Location

Information
- Other name: 日本フィンランド学校
- Opened: 1964
- Closed: 2008
- Grades: 1-11 (originally) Kindergarten-6 (later)
- Enrollment: 43

= Finnish School in Japan =

International school in Ōtsu, Japan

Finnish School in Japan (日本フィンランド学校; Japanin suomalainen koulu), nicknamed JASUKO, was a Finnish international school in Ōtsu, Shiga Prefecture, Japan. It served grades 1-11, and later Kindergarten-6.

==History==
The Finnish Free Foreign Mission established the school, which was originally intended for the sons and daughters of Finnish missionaries. Jasuko opened the fall of 1964 in a church in Chausuyama. Other missionary organizations, including the Finnish Lutheran Mission (FLM), the Finnish Lutheran Overseas Mission (FLOM), and the Lutheran Evangelical Association of Finland (LEAF), joined the efforts to run the school. Parents and volunteers built a structure that the school used until 1987. The peak enrollment was 43 students, most of whom were boarding students, in the spring of 1987. That year a new classroom building and dormitory opened.
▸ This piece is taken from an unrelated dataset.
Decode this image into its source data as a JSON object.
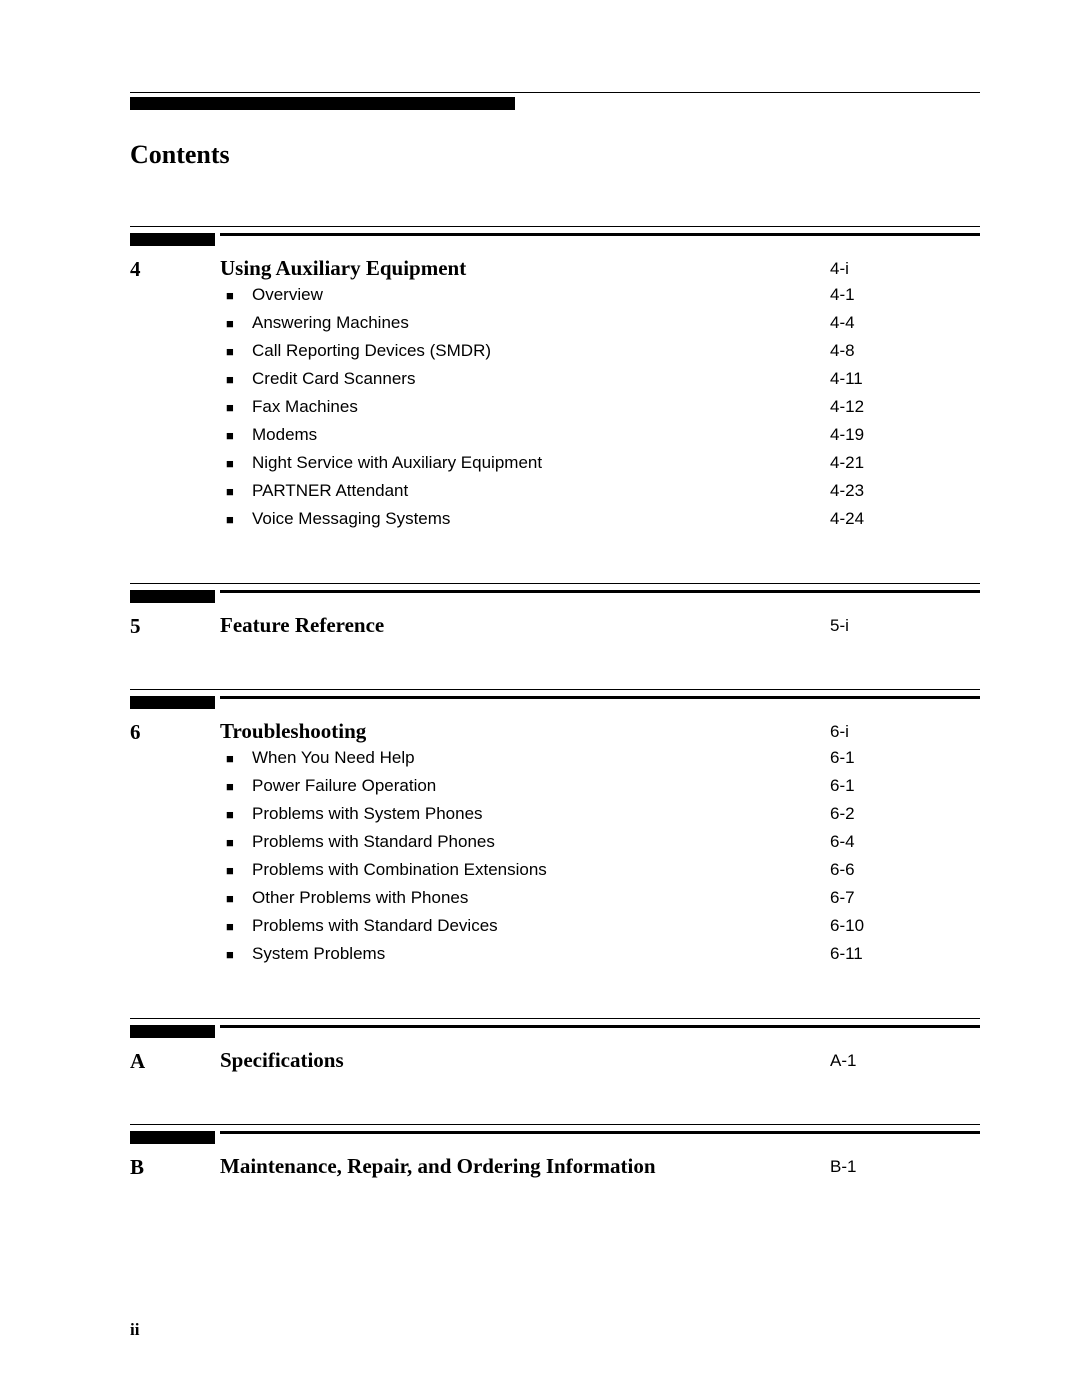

The school population declined as the number of missionaries decreased in the 1990s. The school closed when the missionary cooperation ceased in 2003. In 2006 the school reopened as a trilingual Japanese-Finnish-English school but it closed again in 2008.

Joona Kallio, a former student, designed a logo for the school's 50 year anniversary. The "5" appears like the Japanese hiragana "ち" and the colors used are those of the flag of Finland.